UNCW discovery explains how some color-changing fish can monitor their own performance.

The hogfish, a common fish found along the Eastern Seaboard to the coast of Brazil.
The hogfish, a common fish found along the Eastern Seaboard to the coast of Brazil.

A research breakthrough at UNCW and the Center for Marine Science suggests that some color-changing fish species may be able to "see" with their skin. Attracting global media attention within the scientific community, Assistant Professor of Biology and Marine Biology Lorian Schweikert's findings were published in a new paper in Nature Communications on Aug. 22.

hogfish changes color
Watch a hogfish change color

The hogfish, a common fish found along the Eastern Seaboard to the coast of Brazil, including the Bahamas, Bermuda, and the Gulf of Mexico, can quickly change color from white to red to mottled brown to protect itself from predators. The study discovered light sensors, hidden beneath color-changing cells in the skin, that work like Polaroid cameras. Essentially, the hogfish takes pictures of itself without using its eyes, or even its brain, to monitor its color-changing performance. 

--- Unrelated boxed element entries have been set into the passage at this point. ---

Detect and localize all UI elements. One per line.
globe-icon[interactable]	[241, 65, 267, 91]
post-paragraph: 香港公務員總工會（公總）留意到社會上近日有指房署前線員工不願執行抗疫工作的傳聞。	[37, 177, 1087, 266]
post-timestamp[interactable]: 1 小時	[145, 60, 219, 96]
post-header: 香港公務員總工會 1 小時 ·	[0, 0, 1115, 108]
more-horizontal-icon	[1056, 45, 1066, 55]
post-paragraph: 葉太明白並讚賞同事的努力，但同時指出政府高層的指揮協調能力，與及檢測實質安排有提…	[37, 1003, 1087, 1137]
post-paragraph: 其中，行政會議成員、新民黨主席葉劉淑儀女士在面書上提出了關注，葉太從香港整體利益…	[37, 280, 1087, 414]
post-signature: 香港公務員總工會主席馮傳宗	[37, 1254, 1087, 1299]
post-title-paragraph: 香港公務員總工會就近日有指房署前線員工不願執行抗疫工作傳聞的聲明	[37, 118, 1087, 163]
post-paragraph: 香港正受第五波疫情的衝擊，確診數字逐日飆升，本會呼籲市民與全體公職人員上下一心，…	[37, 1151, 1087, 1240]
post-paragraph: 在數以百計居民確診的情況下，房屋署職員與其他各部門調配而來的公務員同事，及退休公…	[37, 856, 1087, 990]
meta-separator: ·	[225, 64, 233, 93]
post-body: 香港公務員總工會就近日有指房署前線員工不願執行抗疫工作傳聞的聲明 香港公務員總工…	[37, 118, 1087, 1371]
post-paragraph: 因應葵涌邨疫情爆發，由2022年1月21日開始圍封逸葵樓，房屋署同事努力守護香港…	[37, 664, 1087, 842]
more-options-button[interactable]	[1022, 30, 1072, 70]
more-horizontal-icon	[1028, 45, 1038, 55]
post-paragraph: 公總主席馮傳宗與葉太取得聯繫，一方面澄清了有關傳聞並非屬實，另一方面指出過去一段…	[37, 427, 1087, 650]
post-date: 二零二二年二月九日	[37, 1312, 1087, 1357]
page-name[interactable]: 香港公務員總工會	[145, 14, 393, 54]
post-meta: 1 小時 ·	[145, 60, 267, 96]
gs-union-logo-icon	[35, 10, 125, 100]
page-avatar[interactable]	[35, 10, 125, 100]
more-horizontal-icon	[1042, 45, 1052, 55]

"Our findings are bigger than hogfish because they may explain why other color-changing animals (particularly vertebrates) can detect light with the skin,” said Schweikert. “It also suggests the existence of specialized photoreceptors in the skin of this fish, which would be the first example of such a photoreceptor outside the central nervous system of a vertebrate animal." 

For the hogfish, ensuring they are properly camouflaged is paramount to their survival from predators like sharks and barracuda. They are also a common catch for anglers and spear fishers.  

“If you had to get dressed in the morning and didn't have a mirror or couldn't bend your neck, how would you know if you dressed correctly? For the fish, this is a life-or-death question that dermal photoreception can answer,” she said.

Furthermore, Schweikert explained that studying systems like this in fish can provide critical information that translates to practical applications for humans. 

"This is an example of a feedback system, where the body monitors itself to ensure performance. Feedback systems are important in biology and technology. From studying examples of these systems, we can draw principles about how to develop smart systems that require real-time information about the precision of performance, such smart robots or self-driving cars."  

Co-authors and affiliate institutions for this study included researchers from the Air Force Research Laboratory, Duke University and Florida International University. Two UNCW students, doctoral candidate Lydia Naughton and undergraduate Jacob Bolin are co-authors. UNCW's RMD Bioimaging Facility was critical to the success of this work.